O Ministério Público Federal (MPF) considerou a instalação de uma termelétrica no município de Araçoiaba da Serra, na região de Sorocaba, uma ameaça à preservação da Floresta Nacional de Ipanema (Flona), unidade de conservação de 5 mil hectares que mantém um dos últimos maciços de mata atlântica no interior. O parecer, entregue ontem ao presidente do Instituto Brasileiro do Meio Ambiente e dos Recursos Naturais Renováveis (Ibama), Marcus Luis Barros, recomenda que o processo de licenciamento, que tramita na Secretaria Estadual do Meio Ambiente seja transferido para o órgão da União.Segundo os procuradores Vinícius Marajó Dal Secchi e Elaine Cristina de Sá Proença, a usina com capacidade potencial para 500 megawatts, pode emitir substâncias tóxicas pela queima de gás natural. O pedido de licença para o empreendimento foi protocolado na Secretaria estadual pela empresa ARS Energia Ltda.

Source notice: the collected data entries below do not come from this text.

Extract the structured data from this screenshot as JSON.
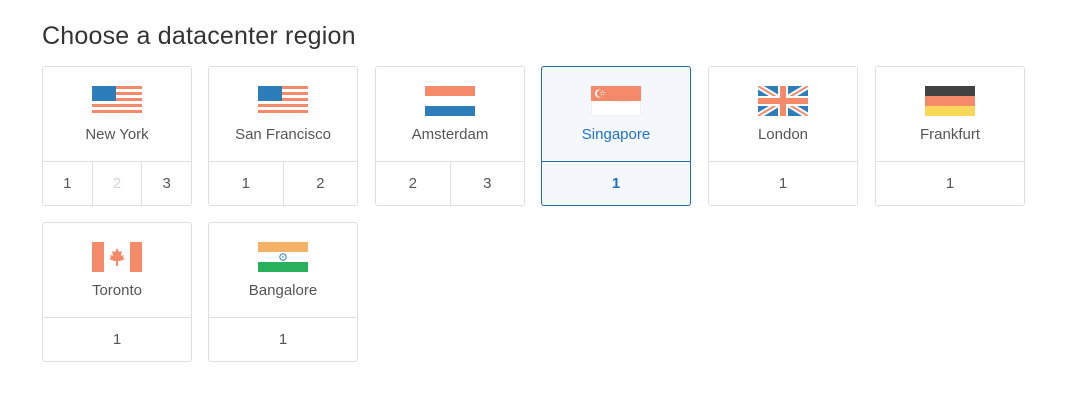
{
  "heading": "Choose a datacenter region",
  "colors": {
    "selected_border": "#1d6fa8",
    "selected_text": "#1f73c7",
    "card_border": "#dfdfdf",
    "disabled_text": "#d4d4d4"
  },
  "regions": [
    {
      "name": "New York",
      "flag": "us-flag-icon",
      "numbers": [
        "1",
        "2",
        "3"
      ],
      "disabled": [
        "2"
      ],
      "selected": false
    },
    {
      "name": "San Francisco",
      "flag": "us-flag-icon",
      "numbers": [
        "1",
        "2"
      ],
      "selected": false
    },
    {
      "name": "Amsterdam",
      "flag": "netherlands-flag-icon",
      "numbers": [
        "2",
        "3"
      ],
      "selected": false
    },
    {
      "name": "Singapore",
      "flag": "singapore-flag-icon",
      "numbers": [
        "1"
      ],
      "selected": true
    },
    {
      "name": "London",
      "flag": "uk-flag-icon",
      "numbers": [
        "1"
      ],
      "selected": false
    },
    {
      "name": "Frankfurt",
      "flag": "germany-flag-icon",
      "numbers": [
        "1"
      ],
      "selected": false
    },
    {
      "name": "Toronto",
      "flag": "canada-flag-icon",
      "numbers": [
        "1"
      ],
      "selected": false
    },
    {
      "name": "Bangalore",
      "flag": "india-flag-icon",
      "numbers": [
        "1"
      ],
      "selected": false
    }
  ]
}
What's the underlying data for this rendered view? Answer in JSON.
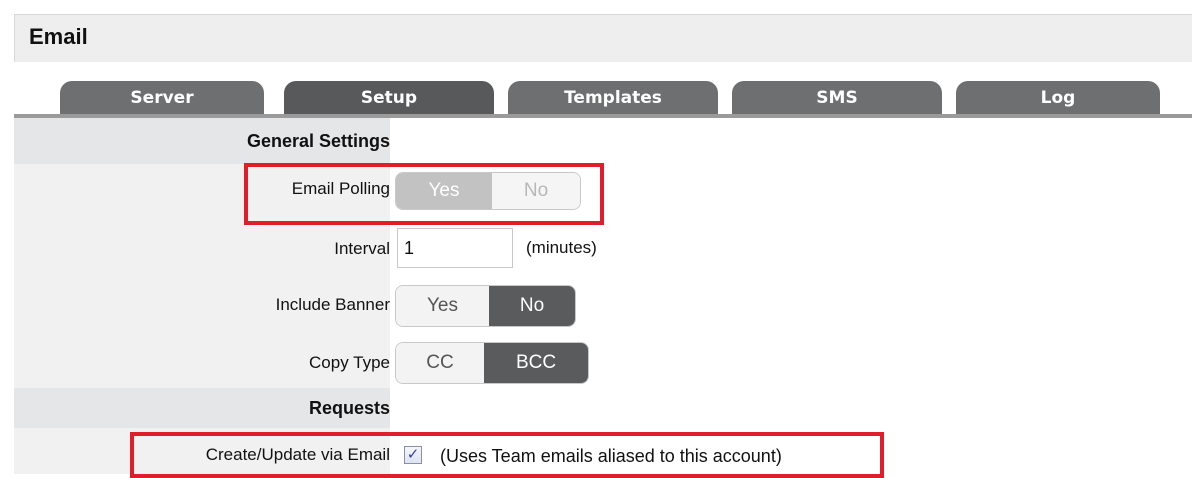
{
  "page": {
    "title": "Email"
  },
  "tabs": [
    {
      "label": "Server",
      "active": false
    },
    {
      "label": "Setup",
      "active": true
    },
    {
      "label": "Templates",
      "active": false
    },
    {
      "label": "SMS",
      "active": false
    },
    {
      "label": "Log",
      "active": false
    }
  ],
  "general_settings": {
    "heading": "General Settings",
    "email_polling": {
      "label": "Email Polling",
      "yes": "Yes",
      "no": "No",
      "selected": "Yes",
      "disabled": true
    },
    "interval": {
      "label": "Interval",
      "value": "1",
      "unit": "(minutes)"
    },
    "include_banner": {
      "label": "Include Banner",
      "yes": "Yes",
      "no": "No",
      "selected": "No"
    },
    "copy_type": {
      "label": "Copy Type",
      "cc": "CC",
      "bcc": "BCC",
      "selected": "BCC"
    }
  },
  "requests": {
    "heading": "Requests",
    "create_update": {
      "label": "Create/Update via Email",
      "checked": true,
      "note": "(Uses Team emails aliased to this account)"
    }
  },
  "colors": {
    "highlight": "#e01e2b",
    "tab": "#6d6f70",
    "active_tab": "#58595b",
    "toggle_on": "#5a5b5d"
  },
  "icons": {
    "checkbox_checked": "checkmark-icon"
  }
}
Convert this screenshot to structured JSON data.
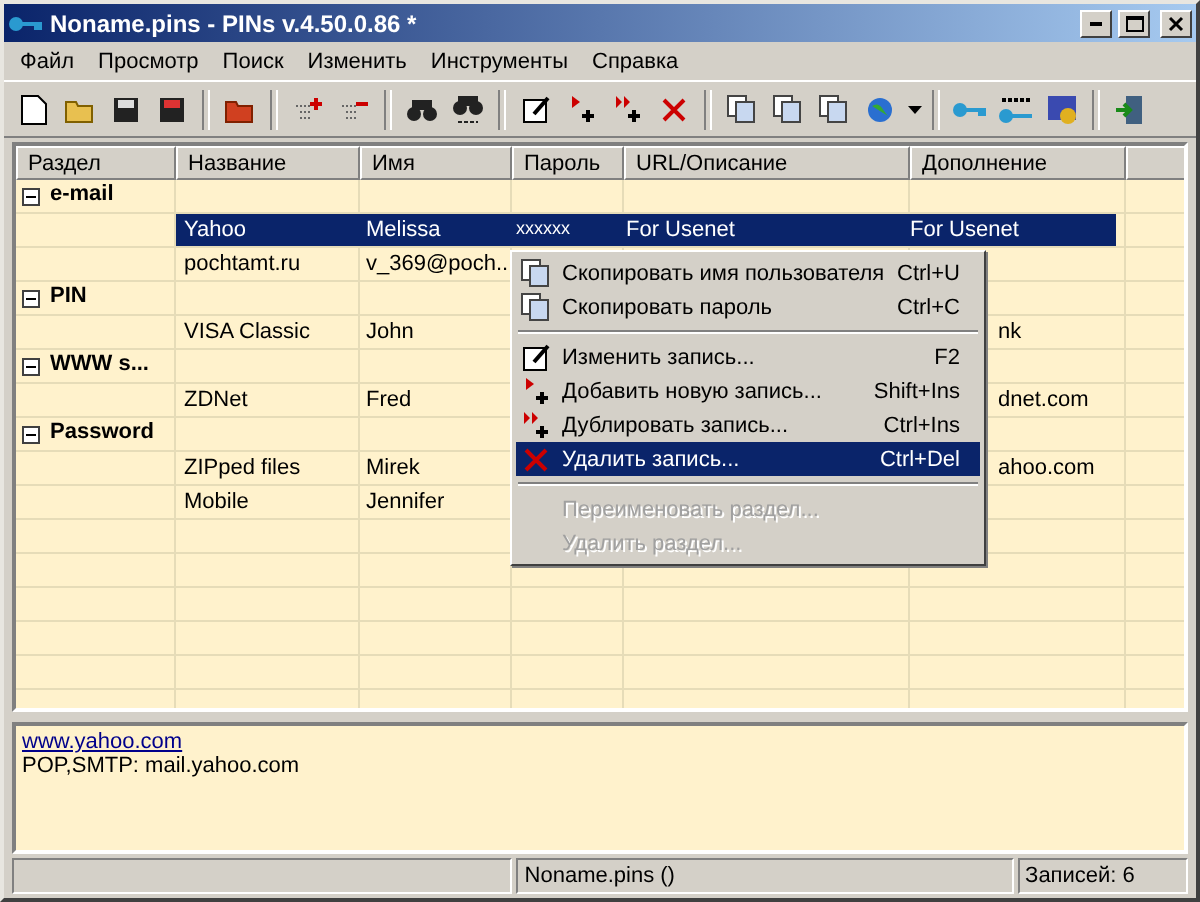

O projeto foi aprovado pela prefeitura de Araçoiaba. O local escolhido fica próximo de condomínios de chácaras de recreio e a menos de 4 quilômetros da Flona. Moradores mobilizaram-se contra o empreendimento.Segundo os procuradores, os óxidos de nitrogênio e enxofre liberados pela queima de gás provocarão a formação de ozônio, prejudicando a qualidade do ar. Com os ventos, esses elementos poderão agravar as condições do ar de Sorocaba, cidade vizinha, que em algumas épocas do ano tornam-se muito críticas. A flora e a fauna da Flona também podem ser afetadas. A administradora da Floresta, Ofélia Gil Wilmerdorsff, disse que a usina estará localizada em área de entorno da unidade de conservação, o que torna obrigatório o licenciamento pelo Ibama qualquer que seja a fonte primária de energia.Segundo os procuradores, além da área de matas, com espécies ameaçadas de extinção, a Flona abriga bens arquitetônicos, naturais e arqueológicos tombados pelo Instituto do Patrimônio Histórico e Artístico Nacional (Iphan), como as ruínas da primeira fundição de ferro da Américas, construída por Afonso Sardinha no século 17.